Dramaturgo e romancista se opõe ao determinismo realista e naturalista, e constrói o imprevisível jogo do acaso em seu romance O falecido Mattia Pascal, novo título da Coleção Clássicos da Literatura Unesp
Quando Mattia Pascal abre sua própria história, diz não saber se foi caçador de ratos ou guarda-livros numa biblioteca deixada por um monsenhor como herança à aldeia. “Talvez tenham pena de mim (custa muito pouco), imaginando a dor atroz de um desventurado que de repente descobre que… sim, nada, enfim: sem pai nem mãe, como morreu ou deixou de morrer; e talvez se revoltem (custa menos ainda) com a corrupção dos costumes, dos vícios e da tristeza dos tempos, que podem causar tanto mal a um pobre inocente. Bem, fiquem à vontade. Mas é meu dever adverti-los de que não se trata exatamente disso.” Daí já se pode começar a ter uma ideia sobre quem é o protagonista de O falecido Mattia Pascal, romance mais conhecido do dramaturgo e escritor italiano Luigi Pirandello (1867-1936), que chega em nova tradução pela Coleção Clássicos da Literatura Unesp.
Escreveu desde cedo, sejam ensaios e artigos para revistas, quando era professor de italiano, seja o primeiro romance, que veio aos 26 anos. A escrita o acompanhou ao longo de sua vida até que, em 1921, com a encenação de Seis personagens em busca de um autor, revolucionou a linguagem teatral, com seu humor e originalidade. A partir de então, dedicou-se de corpo e alma à dramaturgia. Interessava-se também pelo cinema. Entretanto, foi vítima do acaso: contraiu pneumonia durante as filmagens de seu O falecido Mattia Mascal e morreu em dezembro de 1936. Dois anos antes, já tinha sido agraciado com o Prêmio Nobel de Literatura.

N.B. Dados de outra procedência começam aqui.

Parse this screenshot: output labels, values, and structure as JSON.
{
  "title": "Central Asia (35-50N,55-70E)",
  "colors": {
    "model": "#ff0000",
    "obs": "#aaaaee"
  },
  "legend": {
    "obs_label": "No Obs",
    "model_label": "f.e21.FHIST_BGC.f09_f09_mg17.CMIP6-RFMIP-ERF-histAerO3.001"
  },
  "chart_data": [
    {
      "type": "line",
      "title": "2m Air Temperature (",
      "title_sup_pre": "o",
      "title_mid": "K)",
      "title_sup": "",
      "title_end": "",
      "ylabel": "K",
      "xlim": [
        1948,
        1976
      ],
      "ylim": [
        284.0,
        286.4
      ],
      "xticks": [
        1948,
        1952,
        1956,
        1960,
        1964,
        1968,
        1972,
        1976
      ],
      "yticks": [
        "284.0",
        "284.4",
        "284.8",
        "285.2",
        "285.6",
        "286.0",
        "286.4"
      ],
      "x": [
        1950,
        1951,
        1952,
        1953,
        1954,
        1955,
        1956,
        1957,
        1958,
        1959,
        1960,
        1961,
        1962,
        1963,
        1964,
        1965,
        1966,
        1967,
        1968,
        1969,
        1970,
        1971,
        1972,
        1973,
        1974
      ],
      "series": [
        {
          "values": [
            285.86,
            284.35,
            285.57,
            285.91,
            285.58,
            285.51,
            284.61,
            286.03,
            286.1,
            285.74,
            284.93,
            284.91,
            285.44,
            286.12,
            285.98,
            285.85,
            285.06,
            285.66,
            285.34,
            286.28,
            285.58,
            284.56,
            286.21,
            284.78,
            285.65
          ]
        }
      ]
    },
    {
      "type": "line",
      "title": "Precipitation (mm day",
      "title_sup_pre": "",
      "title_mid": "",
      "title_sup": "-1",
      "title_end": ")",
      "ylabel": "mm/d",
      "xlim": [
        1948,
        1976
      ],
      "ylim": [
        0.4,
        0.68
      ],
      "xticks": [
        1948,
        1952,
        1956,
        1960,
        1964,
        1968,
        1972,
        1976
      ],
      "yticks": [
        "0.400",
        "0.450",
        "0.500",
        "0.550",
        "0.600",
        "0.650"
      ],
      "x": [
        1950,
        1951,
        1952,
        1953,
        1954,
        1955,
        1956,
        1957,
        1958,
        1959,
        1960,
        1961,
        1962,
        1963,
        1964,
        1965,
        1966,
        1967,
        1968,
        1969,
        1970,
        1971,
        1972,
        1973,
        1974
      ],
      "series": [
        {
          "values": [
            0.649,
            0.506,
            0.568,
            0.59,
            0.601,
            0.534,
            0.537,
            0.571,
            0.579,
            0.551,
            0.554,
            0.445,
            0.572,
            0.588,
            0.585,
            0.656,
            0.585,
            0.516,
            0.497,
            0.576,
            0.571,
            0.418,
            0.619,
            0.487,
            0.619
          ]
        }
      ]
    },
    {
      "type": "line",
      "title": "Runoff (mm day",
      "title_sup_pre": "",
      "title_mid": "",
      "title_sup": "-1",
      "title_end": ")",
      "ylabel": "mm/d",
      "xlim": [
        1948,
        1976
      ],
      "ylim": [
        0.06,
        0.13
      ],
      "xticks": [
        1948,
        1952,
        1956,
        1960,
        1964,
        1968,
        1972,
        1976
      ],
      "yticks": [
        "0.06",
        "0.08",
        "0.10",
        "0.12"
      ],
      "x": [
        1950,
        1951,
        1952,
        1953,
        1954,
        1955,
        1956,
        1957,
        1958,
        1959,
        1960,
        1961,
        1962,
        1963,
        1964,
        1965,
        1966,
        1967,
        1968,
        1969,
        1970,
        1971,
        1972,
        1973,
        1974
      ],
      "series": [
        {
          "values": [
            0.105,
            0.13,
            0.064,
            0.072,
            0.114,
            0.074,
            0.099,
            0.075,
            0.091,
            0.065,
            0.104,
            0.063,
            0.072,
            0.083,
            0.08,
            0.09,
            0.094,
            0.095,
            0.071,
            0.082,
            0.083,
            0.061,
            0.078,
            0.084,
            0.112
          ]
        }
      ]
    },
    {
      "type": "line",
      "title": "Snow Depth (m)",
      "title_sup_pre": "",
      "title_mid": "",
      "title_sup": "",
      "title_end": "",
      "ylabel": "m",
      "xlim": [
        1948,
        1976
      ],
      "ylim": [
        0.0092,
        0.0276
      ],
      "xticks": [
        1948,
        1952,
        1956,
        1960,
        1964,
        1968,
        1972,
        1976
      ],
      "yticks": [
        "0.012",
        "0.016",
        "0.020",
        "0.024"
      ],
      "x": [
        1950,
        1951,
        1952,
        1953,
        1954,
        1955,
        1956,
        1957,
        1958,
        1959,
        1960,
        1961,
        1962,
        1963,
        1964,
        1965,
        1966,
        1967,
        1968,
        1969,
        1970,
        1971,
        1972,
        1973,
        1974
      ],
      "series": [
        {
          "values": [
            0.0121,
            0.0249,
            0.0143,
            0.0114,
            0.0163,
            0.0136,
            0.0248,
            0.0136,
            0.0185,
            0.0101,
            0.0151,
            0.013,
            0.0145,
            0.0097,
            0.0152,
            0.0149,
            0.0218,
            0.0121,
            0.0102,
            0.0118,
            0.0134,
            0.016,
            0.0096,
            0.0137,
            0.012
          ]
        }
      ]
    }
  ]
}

Este mesmo acaso que o vitimou interessava a Pirandello como motor de suas obras, fazendo com que essa vertente esteja presente de forma muito bem polida em seu romance mais famoso. Na história, Mattia Pascal, pequeno burguês da província de Miragno, é perseguido por credores e convive em um ambiente familiar miserável. Por um golpe do destino, entretanto, tem a chance de escapar de sua rotina infeliz: ganha pequena fortuna em um cassino de Monte Carlo e, ao mesmo tempo, é dado como morto em sua cidade natal, confundido com o cadáver de um afogado. Aproveitando-se da situação, Mattia Pascal busca construir uma nova identidade e parte em viagem pela Europa. Diversos imbróglios, todavia, lhe atravessam o caminho, e o imprevisível se impõe novamente com força na trama.
A obra concentra dois temas caros ao universo ficcional de Pirandello: a vida social vista como “armadilha” inescapável e a identidade submetida a máscara socialmente imposta, que sufoca a personalidade multifacetada do ser humano. Do ponto de vista narrativo, o autor abandona a terceira pessoa, típica de obras realistas, em favor do narrador em primeira pessoa: é o protagonista quem revive sua história, registrando sua experiência de modo retrospectivo. Os eventos, portanto, são narrados de uma perspectiva subjetiva, portanto parcial, o que contribui, ao lado do jogo do acaso, para relativizar a realidade. A época que testemunhou o colapso do sujeito autocentrado e a crise da ideia de realidade ordenada encontrou em Luigi Pirandello um de seus intérpretes mais agudos, e em O falecido Mattia Pascal, a figura do anti-herói moderno, protótipo do personagem inepto e protagonista oprimido pela própria história.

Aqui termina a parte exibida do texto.